Boehner, speaking to reporters on Thursday, said the proposal authored by Rep. Henry Waxman, D-Calif., chairman of the Energy and Commerce Committee, would amount to a massive tax on Americans and businesses.

This proposal is going to cost the average family $3,100 per year, Boehner said. In Ohio, our electricity rates go up at least 50 percent the day this bill passes. . It could go as high as a 100 percent increase because a lot of electricity generated in Ohio comes from burning coal.

He added, If you drive a car, you're going to pay higher taxes as well. It's not just about the cost. Think of the millions of American jobs that are dependent on a lot of energy use. The products they make today will be a lot cheaper coming from China, India, South Korea, countries that don't have this onerous tax.

Boehner noted that a steel plant in his home district could be put out of business by the Democratic proposal.

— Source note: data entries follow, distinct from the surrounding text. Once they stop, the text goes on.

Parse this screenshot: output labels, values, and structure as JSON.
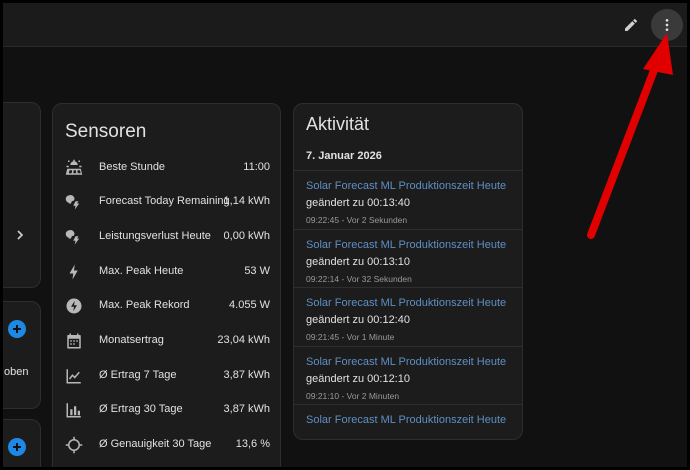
{
  "topbar": {
    "edit_icon": "pencil-icon",
    "menu_icon": "dots-vertical-icon"
  },
  "left_column": {
    "partial_text": "oben",
    "chevron_icon": "chevron-right-icon",
    "add_icon": "plus-circle-icon"
  },
  "sensors": {
    "title": "Sensoren",
    "rows": [
      {
        "icon": "solar-panel-icon",
        "label": "Beste Stunde",
        "value": "11:00"
      },
      {
        "icon": "weather-partly-lightning-icon",
        "label": "Forecast Today Remaining",
        "value": "1,14 kWh"
      },
      {
        "icon": "weather-partly-lightning-icon",
        "label": "Leistungsverlust Heute",
        "value": "0,00 kWh"
      },
      {
        "icon": "flash-icon",
        "label": "Max. Peak Heute",
        "value": "53 W"
      },
      {
        "icon": "flash-circle-icon",
        "label": "Max. Peak Rekord",
        "value": "4.055 W"
      },
      {
        "icon": "calendar-icon",
        "label": "Monatsertrag",
        "value": "23,04 kWh"
      },
      {
        "icon": "chart-line-icon",
        "label": "Ø Ertrag 7 Tage",
        "value": "3,87 kWh"
      },
      {
        "icon": "chart-bar-icon",
        "label": "Ø Ertrag 30 Tage",
        "value": "3,87 kWh"
      },
      {
        "icon": "crosshairs-icon",
        "label": "Ø Genauigkeit 30 Tage",
        "value": "13,6 %"
      }
    ]
  },
  "activity": {
    "title": "Aktivität",
    "date": "7. Januar 2026",
    "entries": [
      {
        "name": "Solar Forecast ML Produktionszeit Heute",
        "change": "geändert zu 00:13:40",
        "time": "09:22:45 - Vor 2 Sekunden"
      },
      {
        "name": "Solar Forecast ML Produktionszeit Heute",
        "change": "geändert zu 00:13:10",
        "time": "09:22:14 - Vor 32 Sekunden"
      },
      {
        "name": "Solar Forecast ML Produktionszeit Heute",
        "change": "geändert zu 00:12:40",
        "time": "09:21:45 - Vor 1 Minute"
      },
      {
        "name": "Solar Forecast ML Produktionszeit Heute",
        "change": "geändert zu 00:12:10",
        "time": "09:21:10 - Vor 2 Minuten"
      },
      {
        "name": "Solar Forecast ML Produktionszeit Heute",
        "change": "",
        "time": ""
      }
    ]
  },
  "colors": {
    "background": "#111111",
    "card": "#1c1c1c",
    "link": "#5e8fc4",
    "accent_blue": "#1e88e5",
    "arrow_red": "#e00000"
  }
}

When you make steel, you release carbon dioxide into the air, he said. This national energy tax will put them out of business. That's 2,800 people in my district that will lose their jobs because the steel they make will cost too much for American auto manufacturers.

Asked by reporters if there was room to work with Democrats to moderate the effects of the proposal, Boehner initially reacted sarcastically.

Oh, yeah. I'm only for losing 1 million jobs, he said, before adding forcefully, No, there's no compromise! In the middle of a recession you can't throw a wet blanket on a weak economy, you'll smother it.

He added, That's what this proposal will do.

However, House Speaker Nancy Pelosi, D-Calif., speaking at a separate news conference, said that the final version of the energy proposal would not place an undue burden on consumers and businesses.

I am very pleased with the principles they have set forth, Pelosi said of the proposal. We cannot go forward with something if it's going to put an undue burden on our rate payers. . I will work to see that what we do does not increase the burden on our rate payers and has mitigation for business so we can be competitive.

She added, It isn't fair to say we have to live by a certain standard, other countries don't. If their cost of production is less, we're less competitive. Whatever legislation we have will have to mitigate for that.